Büyük şirketlerde insan kaynakları gözünden işin koşullarını belirleyen en etkenler piyasa, arz/talep ilişkisi ve rakip firmalardır. Çalışılan sektörde meslektaşların sayısı fazla ise daha az paraya iş bulabilirsiniz. Yine firmanın rakiplerinin sağladığı imkanlar sizlere sunulanlara referans oluşturacağı için, çıtanın üst seviyeye gelmesi konusunda beklentilerinizi çok yukarıda tutmak, mutsuzluk getirecektir. Kıyaslar yapılırken hep en iyilere göre değil, kötülere de bakmalı, sadece beklenti özelindeki pozitiflere değil, eldeki pozitifler ile de denge gözetilmelidir. Çıtayı yükseltmek için talepkar olmalı fakat psikolojik açıdan rahatlık için mümkünse beklentili olmamanızı öneriyorum.

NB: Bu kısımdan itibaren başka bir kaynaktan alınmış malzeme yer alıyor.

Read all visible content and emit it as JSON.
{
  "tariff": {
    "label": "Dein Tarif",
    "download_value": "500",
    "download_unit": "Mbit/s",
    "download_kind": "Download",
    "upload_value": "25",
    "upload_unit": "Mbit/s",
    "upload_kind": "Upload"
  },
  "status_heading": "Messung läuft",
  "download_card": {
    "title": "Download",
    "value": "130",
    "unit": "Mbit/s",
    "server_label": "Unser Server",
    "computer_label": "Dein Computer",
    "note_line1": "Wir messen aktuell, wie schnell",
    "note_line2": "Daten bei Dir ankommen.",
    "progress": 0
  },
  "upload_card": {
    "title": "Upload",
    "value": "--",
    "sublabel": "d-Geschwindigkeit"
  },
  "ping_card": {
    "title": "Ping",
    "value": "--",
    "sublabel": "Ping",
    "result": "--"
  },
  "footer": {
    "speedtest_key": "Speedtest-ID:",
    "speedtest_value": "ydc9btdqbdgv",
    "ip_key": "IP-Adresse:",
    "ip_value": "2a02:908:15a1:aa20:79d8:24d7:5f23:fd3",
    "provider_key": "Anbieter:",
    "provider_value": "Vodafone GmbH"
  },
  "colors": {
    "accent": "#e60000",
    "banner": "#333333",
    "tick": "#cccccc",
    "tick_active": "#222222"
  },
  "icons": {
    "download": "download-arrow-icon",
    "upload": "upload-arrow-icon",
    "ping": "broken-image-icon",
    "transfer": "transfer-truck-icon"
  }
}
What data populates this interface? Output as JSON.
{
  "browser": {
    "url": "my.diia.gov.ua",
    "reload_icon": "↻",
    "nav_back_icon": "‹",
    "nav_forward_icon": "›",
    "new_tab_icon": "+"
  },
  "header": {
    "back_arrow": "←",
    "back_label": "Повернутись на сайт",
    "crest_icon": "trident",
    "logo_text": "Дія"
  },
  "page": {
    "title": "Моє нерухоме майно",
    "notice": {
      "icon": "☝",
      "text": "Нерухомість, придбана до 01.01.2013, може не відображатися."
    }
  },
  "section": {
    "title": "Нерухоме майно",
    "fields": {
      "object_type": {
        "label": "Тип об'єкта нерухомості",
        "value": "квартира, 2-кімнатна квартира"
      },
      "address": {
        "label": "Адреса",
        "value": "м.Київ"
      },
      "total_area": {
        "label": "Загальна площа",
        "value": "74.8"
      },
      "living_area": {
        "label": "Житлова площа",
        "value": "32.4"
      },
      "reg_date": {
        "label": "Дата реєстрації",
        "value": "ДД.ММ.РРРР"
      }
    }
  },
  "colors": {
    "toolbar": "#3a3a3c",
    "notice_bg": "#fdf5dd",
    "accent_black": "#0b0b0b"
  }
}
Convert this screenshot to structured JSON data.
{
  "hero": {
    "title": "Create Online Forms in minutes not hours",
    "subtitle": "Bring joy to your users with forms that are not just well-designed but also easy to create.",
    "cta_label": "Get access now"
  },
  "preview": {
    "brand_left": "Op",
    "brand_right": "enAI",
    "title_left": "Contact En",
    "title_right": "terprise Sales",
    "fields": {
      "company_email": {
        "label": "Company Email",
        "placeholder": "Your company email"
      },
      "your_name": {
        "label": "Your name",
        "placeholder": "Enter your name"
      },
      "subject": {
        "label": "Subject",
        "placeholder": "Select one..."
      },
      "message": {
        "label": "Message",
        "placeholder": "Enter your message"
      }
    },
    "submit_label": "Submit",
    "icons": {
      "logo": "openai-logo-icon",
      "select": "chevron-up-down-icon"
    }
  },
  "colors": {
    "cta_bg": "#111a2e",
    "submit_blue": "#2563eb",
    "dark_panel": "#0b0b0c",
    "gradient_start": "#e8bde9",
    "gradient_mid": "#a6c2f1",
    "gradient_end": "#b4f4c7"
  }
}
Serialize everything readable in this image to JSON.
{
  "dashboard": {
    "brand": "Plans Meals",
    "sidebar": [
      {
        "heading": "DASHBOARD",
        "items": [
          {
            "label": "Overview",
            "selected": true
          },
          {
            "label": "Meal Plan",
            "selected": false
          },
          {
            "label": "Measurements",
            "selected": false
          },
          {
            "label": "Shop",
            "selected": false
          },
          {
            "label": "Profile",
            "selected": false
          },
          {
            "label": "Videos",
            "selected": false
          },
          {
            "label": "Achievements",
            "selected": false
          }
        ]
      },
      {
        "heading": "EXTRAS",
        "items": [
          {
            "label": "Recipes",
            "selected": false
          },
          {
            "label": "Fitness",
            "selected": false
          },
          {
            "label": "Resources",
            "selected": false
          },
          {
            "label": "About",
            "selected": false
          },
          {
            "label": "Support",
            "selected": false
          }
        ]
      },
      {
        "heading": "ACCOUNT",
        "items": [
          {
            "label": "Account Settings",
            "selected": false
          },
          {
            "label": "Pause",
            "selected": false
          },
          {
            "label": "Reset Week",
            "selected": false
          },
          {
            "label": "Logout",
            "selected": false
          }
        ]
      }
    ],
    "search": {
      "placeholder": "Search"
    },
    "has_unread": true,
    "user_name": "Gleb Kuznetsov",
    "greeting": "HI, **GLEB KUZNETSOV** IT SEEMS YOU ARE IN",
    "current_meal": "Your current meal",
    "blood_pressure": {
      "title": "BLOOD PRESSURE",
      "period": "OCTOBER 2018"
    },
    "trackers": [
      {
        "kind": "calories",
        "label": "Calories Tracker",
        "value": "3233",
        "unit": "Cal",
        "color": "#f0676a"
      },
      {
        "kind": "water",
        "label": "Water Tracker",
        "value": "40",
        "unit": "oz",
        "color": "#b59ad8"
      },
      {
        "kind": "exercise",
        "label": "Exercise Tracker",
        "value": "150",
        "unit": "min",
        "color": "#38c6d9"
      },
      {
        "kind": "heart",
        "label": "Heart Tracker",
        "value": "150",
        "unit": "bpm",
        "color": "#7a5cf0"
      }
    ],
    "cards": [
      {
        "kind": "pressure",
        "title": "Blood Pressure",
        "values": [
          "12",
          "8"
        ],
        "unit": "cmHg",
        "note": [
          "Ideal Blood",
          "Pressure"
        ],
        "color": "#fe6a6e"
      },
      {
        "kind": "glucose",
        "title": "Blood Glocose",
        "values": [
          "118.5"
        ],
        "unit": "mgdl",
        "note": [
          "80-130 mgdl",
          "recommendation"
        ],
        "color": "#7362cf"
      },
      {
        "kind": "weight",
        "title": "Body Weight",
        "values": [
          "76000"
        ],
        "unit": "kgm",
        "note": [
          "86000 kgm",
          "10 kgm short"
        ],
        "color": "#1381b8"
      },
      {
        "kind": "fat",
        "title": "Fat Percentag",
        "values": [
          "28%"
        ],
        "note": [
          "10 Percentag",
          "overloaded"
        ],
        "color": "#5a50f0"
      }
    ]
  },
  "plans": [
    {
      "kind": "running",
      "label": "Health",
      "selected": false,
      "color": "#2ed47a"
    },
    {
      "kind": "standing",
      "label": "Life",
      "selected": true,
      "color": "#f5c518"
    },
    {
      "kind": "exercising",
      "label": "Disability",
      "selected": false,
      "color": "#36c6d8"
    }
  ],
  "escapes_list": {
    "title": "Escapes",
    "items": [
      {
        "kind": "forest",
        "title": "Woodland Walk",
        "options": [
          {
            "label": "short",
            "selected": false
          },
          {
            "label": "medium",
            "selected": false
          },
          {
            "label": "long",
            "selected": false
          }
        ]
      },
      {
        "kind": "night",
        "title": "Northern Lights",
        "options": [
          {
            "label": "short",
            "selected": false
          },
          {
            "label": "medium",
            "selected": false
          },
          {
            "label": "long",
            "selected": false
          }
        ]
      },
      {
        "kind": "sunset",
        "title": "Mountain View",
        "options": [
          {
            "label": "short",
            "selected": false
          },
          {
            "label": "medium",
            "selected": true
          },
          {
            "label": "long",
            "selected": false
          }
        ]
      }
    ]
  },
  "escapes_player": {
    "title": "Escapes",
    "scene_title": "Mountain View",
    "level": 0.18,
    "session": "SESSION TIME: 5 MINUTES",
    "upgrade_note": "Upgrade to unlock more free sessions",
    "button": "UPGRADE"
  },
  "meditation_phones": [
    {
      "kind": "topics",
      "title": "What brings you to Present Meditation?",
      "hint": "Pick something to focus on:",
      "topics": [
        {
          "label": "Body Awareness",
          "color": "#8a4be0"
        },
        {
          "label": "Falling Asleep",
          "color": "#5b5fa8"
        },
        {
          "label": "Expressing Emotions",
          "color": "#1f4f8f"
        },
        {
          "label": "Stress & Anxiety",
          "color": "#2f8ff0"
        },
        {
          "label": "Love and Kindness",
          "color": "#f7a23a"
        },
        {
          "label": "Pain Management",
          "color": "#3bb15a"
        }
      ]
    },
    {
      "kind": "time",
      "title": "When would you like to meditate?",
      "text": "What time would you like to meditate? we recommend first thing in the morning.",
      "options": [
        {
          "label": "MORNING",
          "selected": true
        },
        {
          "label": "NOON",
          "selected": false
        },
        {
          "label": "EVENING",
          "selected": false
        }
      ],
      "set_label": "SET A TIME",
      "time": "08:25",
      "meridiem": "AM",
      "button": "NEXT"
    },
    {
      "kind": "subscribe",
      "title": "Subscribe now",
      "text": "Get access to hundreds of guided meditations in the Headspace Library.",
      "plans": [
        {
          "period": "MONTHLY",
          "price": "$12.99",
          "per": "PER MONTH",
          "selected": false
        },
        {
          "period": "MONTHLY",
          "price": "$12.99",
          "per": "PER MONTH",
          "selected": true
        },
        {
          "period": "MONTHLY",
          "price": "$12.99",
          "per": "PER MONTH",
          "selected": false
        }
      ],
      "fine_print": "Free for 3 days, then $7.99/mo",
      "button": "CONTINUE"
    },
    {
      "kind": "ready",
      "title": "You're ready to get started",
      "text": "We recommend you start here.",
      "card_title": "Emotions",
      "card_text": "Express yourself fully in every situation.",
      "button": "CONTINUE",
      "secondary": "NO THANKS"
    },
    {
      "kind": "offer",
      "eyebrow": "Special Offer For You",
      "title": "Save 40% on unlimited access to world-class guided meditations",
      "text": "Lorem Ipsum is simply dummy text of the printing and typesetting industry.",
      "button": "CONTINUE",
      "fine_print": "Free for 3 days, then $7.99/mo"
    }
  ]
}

Sene 2021 olmuşken, artık insan kaynaklarının sadece işe alım ve çıkartım görevleri yanında çalışanların mutluluğu, motivasyonu, kariyer planı, sosyal etkileşimi hatta psikolojileri üzerine çalışmaları gerektiğini düşünüyorum. Sirkülasyonu azaltmanın, daha iyi eleman bulmaktan önemli olan şirketlerin başarılarının ve mutluluklarının da daha fazla olacağını anlamaları gerekiyor. Bence hiç birimiz bir sayfa kağıt ile anlaşılacak kadar basit değiliz ve eliminasyonların artık cv yerine özelleştirilmiş sınavlı mülakatlar üzerine kurgulanması gerektiğini düşünenlerdenim. İnsana değer vermek, onu özellikleri olan bir makina gibi değil, ne kadar tutkulu, amaçları firmaya ne kadar uygun gibi yeterli parametreleri özelinde de incelenmelidir. Çalışanların mutluluğu için geleceğini öngörebilmesi ve kariyer planlarının oluşturulması artık zaruridir.
Sonuç olarak iş hayatında mutlu olabilmek için beklentilerimizi, amaç ve hedeflerimizi, ilişkilerimizi ve bakış açımızı doğru yönetmek gereklidir. Odak noktamızı olumlu ve pozitif kılmalı, ilişkiler özelinde objektif, amaç ve hedeflerimizde subjektif olmalıyız. Olması için elimizden geleni yaptık, değişime açık olduk ama hala bir şeyleri değiştiremiyor veya değişeiyorsak, mutlu değilsek, belki de artık yeni bir sayfa açmamızın zamanı gelmiş demektir.